So, since our home became empty of visitors, I’ve started using my phone and computer much more often: every week, I have a video-call with my friend Ellen to chat and sing, and sometimes another friend from the synagogue joins us; on Saturday evenings, some of us get together on Zoom to sing Havdalah (and take the opportunity to catch up); on Tuesdays at 1:30 I have a weekly video-call with my cousin who lives in Britain (with whom I used to play when I was a child), and at 3:30, with a synagogue friend (she’s an example of the synagogue members who became friends about whom I write in another chapter); and every few months I talk on the phone with grad school friends who live too far away to visit (the epidemic has made it impossible to spend the night).

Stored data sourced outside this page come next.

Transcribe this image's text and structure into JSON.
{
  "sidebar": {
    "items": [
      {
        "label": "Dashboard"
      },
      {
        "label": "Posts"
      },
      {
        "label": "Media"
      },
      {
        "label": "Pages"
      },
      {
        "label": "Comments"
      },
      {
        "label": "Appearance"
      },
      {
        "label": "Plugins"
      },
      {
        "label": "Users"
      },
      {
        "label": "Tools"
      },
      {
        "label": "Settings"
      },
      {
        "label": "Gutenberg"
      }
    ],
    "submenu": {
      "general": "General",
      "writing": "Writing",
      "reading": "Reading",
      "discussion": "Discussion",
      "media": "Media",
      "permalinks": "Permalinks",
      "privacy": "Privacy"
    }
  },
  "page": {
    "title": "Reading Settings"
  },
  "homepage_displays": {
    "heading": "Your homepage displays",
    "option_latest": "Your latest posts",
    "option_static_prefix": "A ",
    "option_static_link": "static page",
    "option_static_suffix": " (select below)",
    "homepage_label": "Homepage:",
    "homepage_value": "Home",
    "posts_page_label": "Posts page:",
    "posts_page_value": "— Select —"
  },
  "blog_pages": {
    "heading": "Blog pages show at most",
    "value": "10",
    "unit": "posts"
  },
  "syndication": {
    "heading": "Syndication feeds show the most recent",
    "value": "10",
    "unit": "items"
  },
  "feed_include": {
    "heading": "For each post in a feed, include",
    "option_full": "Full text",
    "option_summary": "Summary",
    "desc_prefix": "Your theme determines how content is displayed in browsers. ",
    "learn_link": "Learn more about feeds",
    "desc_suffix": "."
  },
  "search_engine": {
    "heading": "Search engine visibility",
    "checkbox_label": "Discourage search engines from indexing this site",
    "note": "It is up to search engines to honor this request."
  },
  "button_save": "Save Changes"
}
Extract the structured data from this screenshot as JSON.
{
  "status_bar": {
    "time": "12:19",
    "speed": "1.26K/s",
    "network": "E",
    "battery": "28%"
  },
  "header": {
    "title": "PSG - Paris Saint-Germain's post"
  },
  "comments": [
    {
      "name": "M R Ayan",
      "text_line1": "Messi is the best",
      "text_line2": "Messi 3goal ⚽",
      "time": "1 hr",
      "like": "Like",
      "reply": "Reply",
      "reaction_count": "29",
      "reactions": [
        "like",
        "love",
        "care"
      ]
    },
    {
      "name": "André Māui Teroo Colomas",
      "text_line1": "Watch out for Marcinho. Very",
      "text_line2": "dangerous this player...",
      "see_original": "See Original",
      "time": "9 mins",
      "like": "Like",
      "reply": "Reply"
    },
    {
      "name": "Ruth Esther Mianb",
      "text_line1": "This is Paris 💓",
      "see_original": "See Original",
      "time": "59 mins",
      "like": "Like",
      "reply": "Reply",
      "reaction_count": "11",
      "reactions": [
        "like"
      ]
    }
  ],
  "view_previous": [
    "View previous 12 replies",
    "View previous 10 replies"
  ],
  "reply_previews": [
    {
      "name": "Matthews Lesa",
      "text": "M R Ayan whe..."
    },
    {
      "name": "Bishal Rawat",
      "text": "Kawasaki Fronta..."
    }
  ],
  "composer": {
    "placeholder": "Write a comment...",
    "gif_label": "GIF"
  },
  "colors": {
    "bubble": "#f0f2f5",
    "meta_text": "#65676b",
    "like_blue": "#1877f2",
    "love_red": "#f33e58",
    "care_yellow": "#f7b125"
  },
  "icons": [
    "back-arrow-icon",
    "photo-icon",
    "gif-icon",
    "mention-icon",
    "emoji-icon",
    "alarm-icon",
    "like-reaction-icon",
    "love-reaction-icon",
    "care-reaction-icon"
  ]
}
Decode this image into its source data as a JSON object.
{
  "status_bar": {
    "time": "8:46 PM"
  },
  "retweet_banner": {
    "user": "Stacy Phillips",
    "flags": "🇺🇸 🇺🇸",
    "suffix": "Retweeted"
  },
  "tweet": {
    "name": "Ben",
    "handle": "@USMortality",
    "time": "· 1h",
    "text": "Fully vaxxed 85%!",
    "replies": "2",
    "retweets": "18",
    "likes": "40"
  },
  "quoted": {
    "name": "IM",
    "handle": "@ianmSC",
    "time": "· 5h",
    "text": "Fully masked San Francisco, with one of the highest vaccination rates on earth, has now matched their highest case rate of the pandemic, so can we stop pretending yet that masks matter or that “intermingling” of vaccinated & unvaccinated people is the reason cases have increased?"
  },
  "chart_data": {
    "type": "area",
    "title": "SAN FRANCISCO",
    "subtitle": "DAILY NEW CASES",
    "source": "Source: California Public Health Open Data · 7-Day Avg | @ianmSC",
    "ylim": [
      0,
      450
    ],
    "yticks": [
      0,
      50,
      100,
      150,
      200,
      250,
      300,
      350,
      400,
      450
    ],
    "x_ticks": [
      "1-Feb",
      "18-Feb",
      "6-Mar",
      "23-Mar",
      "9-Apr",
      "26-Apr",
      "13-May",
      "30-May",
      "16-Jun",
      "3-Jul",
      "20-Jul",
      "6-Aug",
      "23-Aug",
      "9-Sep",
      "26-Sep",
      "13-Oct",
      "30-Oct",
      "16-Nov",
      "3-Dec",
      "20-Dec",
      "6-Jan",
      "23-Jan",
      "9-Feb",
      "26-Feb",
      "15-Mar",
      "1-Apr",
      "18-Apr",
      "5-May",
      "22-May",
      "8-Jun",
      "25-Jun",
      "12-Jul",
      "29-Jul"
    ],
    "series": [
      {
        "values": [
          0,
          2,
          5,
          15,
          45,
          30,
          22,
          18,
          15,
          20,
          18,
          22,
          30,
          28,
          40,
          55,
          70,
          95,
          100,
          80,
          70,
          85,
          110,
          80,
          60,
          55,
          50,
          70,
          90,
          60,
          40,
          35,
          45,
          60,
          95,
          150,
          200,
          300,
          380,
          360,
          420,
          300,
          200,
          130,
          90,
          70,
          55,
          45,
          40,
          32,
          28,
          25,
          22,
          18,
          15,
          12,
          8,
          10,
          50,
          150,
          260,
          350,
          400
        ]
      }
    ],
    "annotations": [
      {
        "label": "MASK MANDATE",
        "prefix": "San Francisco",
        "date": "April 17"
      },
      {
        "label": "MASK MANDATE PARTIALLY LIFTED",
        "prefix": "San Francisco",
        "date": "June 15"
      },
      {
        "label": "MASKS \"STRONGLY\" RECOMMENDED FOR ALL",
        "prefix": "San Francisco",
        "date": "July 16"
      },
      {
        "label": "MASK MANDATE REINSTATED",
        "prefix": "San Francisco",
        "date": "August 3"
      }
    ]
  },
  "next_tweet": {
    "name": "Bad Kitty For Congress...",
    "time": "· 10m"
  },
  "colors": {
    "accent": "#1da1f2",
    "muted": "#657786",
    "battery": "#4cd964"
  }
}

The last ones are “phone visits,” as my grandmother used to call her long phone conversations with her friends. Besides these, I talk every day through WhatsApp with my mother in Argentina, and almost every day with my brothers and sisters-in-law; I talk once a week with other close friends (an example of new friendships that deepened, which I mention in another chapter); we have a meeting with my brothers and their families and my mother on Zoom on someone’s birthday or to celebrate a holiday, be it Jewish or conventional; and we have an extended family meeting on Zoom (all of the cousins, their spouses, and our parents) to celebrate holidays or just to meet and chat.
I have plenty of ways to share my life with friends and family: exchanging news, venting, singing, practicing Hebrew, seeing familiar faces, communicating often with friends I haven’t seen in a long time. I am closer to beloved people who can’t visit for various reasons, COVID and the quarantine among them. I have plenty of ways to keep friendships alive. So, although the house and deck are empty, I feel they’re always full.